Voici les résultats pour deux cas tests : un où on s'attend à voir le film coller à la paroi, et l'autre où on s'attend à une recirculation.



Ecoulement collé à la paroi

Cet écoulement correspond à une valeur faible de l'épaisseur. Pour une épaisseur de 0,3 mm (a/β=11.7), on adapte la tension de surface pour que le nombre de Bond ne soit pas trop faible. On choisit Bo=0,53, ce qui correspond à une tension de surface de 2 mN/m, soit plus de vingt fois inférieur à sa valeur normale.
La simulation diverge au bout de très peu d'itérations, alors que la même simulation à tension de surface de 50 mN/m convergeait avec la première méthode de simulation.

L'initialisation du calcul à l'aide du profil de Nusselt, mais la vague puis l'arrachage de gouttes se produisent toujours.

On adopte la solution suivante : la tension de surface est initiée à 50 mN/m, et est baissée manuellement jusqu'à la valeur souhaitée, c'est à dire environ 1 mN/m.
Pour cela, la tension de surface a été abaissée par petits pas, le premier étant à 30 mN/m. Il faut ensuite attendre que l'écoulement s'établisse avant de modifier à nouveau la tension de surface. Cette méthode prend donc énormément de temps, puisqu'elle nécessite une intervention régulière de l'expérimentateur.
Cela dit, les simulations ne sont pas concluantes car encore une fois se produit l'arrachage de gouttelettes. Le pas de σ devrait donc être encore plus petit ; le temps de calcul étant alors trop long sans l'assurance de résultats corrects, cette méthode est abandonnée.

Le résultat pour un Bo = 0.53 est le suivant :



Exemple de résultats pour un nombre de Bo = 0.53


Le nombre de Reynolds calculé est d'environ 30. Si on place ce point sur ce graphe, on voit que le film colle en effet bien à la paroi, mais on observe des sortes de vaguelettes qui ne sont pas normales.



Ecoulement avec recirculation


On initialise avec une hauteur de 2 mm, ce qui correspond à un rapport a/β=1,76. Le nombre de Bond, avec une tension de surface de 50 mN/m, vaut Bo = 0,53.
Au bout d'un certain nombre d'itérations, on constate que le résultat ne donne pas celui attendu :



Résultats des calculs pour a/β=1,76; Bo=0,05 N/m


La vitesse du fluide a pour ordre de grandeur 3e-1 m/s, ce qui correspond à un nombre de reynolds de l'ordre de 100. Si on place ce point sur ce graphe, on confirme pourtant qu'on devrait avoir une recirculation.

Une des pistes pour expliquer cet échec est inhérente à la modélisation et à sa sensibilité aux conditions initiales : en effet à partir de celle-ci, le logiciel fait évoluer la situation vers une solution, mais pas forcément vers la solution recherchée.
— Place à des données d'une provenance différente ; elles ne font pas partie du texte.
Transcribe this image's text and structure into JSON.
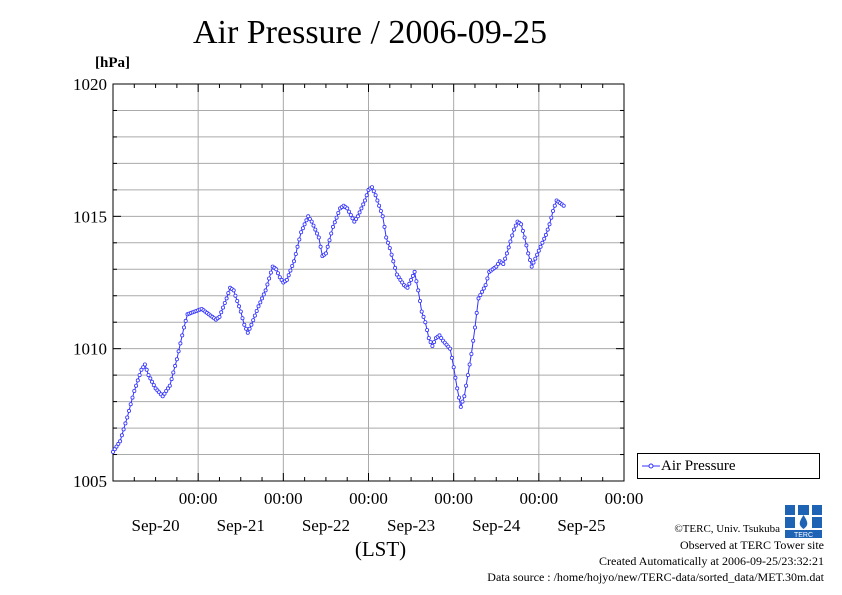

Ainsi, pour faire en sorte de converger vers une solution avec recirculation, il a été essayé d'initialiser grossièrement la recirculation à l'aide d'un patch sur les phases et sur les vitesses :


Initialisation en phases


Initialisation en vitesse


Initialisation en vitesse (agrandissement)


Le résultat est une perte de la vorticité puis un retour vers une solution n'impliquant pas de recirculation (cf. plus haut).

Une hypothèse est que l'initialisation n'était encore pas assez proche de la solution. Ce qui serait un problème, car si la solution était déjà connue, on ne la calculerait pas : on ne peut rentrer de conditions initiales aussi précises. L'autre hypothèse est la défaillance de fluent en calcul VOF périodique.

Etant donné les problèmes rencontrés auxquels s'ajoutent l'impossibilité de contrôler le débit au sein de l'élément, la modélisation périodique est abandonnée. On se tourne vers une modélisation simulant une succession d'éléments.